Deux termes résument Une très légère oscillation de Sylvain Tesson : silence, et hauteur. Deux quêtes que notre aventurier des temps modernes mène de Cassis à Notre-Dame de Paris, en passant par Genève, le cratère du volcan Villarrica au Chili et les Pyrénées.
Cette ambition, il la résume dans ses pages de février 2017 : « Quand on approche du vide, et pour peu qu’on ne le craigne pas, on pourra se souvenir de cette phrase d’Erri De Luca (dans Le Plus et le moins) : ‘IL EST DANGEREUX DE SE PENCHER AU-DEHORS, dit l’écrivain officiel des temps modernes. Il est nécessaire de le faire ». Ce désir de vertige, Tesson l’a poussé jusqu’à sa limite en chutant lourdement à Chamonix. Les pages consacrées à sa rééducation sont d’ailleurs éclairantes : à chaque instant, il veut se remettre sur ses jambes pour monter des marches. Grimper. Escalader.
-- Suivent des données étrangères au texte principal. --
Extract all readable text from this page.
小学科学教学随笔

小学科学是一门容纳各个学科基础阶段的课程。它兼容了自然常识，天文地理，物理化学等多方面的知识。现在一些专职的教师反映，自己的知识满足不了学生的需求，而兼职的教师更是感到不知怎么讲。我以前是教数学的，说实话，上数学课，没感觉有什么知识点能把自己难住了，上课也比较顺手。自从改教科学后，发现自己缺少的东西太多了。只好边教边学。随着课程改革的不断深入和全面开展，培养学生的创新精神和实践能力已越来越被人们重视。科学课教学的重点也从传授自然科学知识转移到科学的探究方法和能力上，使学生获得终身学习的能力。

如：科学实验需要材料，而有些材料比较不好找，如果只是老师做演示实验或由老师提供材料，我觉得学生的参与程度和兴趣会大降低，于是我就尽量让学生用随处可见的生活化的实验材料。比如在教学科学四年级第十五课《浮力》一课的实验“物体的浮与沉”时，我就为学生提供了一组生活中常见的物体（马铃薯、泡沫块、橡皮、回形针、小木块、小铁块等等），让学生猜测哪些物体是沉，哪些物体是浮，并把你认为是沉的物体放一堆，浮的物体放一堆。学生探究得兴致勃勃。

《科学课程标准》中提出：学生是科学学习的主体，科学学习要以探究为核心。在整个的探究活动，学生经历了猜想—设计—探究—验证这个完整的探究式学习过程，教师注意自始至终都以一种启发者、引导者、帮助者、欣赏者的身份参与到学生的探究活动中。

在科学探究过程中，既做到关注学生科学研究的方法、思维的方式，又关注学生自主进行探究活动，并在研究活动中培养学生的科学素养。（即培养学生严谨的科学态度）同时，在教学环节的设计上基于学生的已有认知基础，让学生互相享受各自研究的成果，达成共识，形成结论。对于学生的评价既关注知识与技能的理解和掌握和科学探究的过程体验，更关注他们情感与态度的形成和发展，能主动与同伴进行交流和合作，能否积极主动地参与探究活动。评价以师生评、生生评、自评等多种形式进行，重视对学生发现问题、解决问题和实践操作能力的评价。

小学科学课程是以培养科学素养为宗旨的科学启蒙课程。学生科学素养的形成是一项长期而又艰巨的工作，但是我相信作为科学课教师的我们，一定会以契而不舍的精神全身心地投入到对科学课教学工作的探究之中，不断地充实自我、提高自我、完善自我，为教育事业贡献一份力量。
« Sylvain Tesson est un Sénèque qui a découvert la varappe ».
L’écriture de Sylvain Tesson est cinématographique. Plongée, contre-plongée, zoom sur ce qui paraît insignifiant. Il cherche à se débarrasser du bruit ambiant, des villes enlaidies par la publicité et les machines, des hommes encombrants et vaniteux. Vivre haut pour vivre dans le silence. Il y a dans cette volonté permanente d’obéir au cosmos tout en cherchant la paix intérieure, une influence de la morale stoïcienne. Sylvain Tesson est un Sénèque qui a découvert la varappe.
Sylvain Tesson, écrivain antimoderne
Au fil des chapitres, Tesson se montre critique à l’égard d’une modernité qui n’est plus attentive au monde. Le téléphone portable semble en être la cause principale : « Parfois, on croise un regard dans la rue, mais c’est rare : les yeux consultent les écrans en permanence. Saint-John Perse dans son discours du Nobel a dit : ‘Le poète existait dans l’homme des cavernes, il existera toujours dans l’homme des âges atomiques’. (…) Mais Saint-John Perse n’avait pas prévu l’ère numérique. Celle-là viendra peut-être vraiment à bout de la poésie ». Un aphorisme résume encore mieux son point de vue : « Les hommes ont jeté sur le monde un linceul auquel ils donnent le nom d’écran« .
« A l’instar de l’auteur des Fleurs du mal qui vitupère lettre après lettre contre la presse et le culte du progrès, Tesson écrit à la fois pour et contre son époque ».
Sylvain Tesson est un antimoderne au sens où Antoine Compagnon entend cette expression. Comme Baudelaire, il est résolument moderne tout en étant fâché de l’être. A l’instar de l’auteur des Fleurs du mal qui vitupère lettre après lettre contre la presse et le culte du progrès, Tesson écrit à la fois pour et contre son époque. Ses quelques diatribes contre l’islam (« Je m’aperçois bien vite que j’ai eu grand tort de me plonger dans le Coran (…), car partout, de la France au Kenya, du Niger à l’Irak, de l’Egypte à la Syrie, l’actualité commet la faute quotidienne de pratiquer l’amalgame avec les recommandations du Livre Saint ») le placent résolument du côté des critiques du monde comme il va.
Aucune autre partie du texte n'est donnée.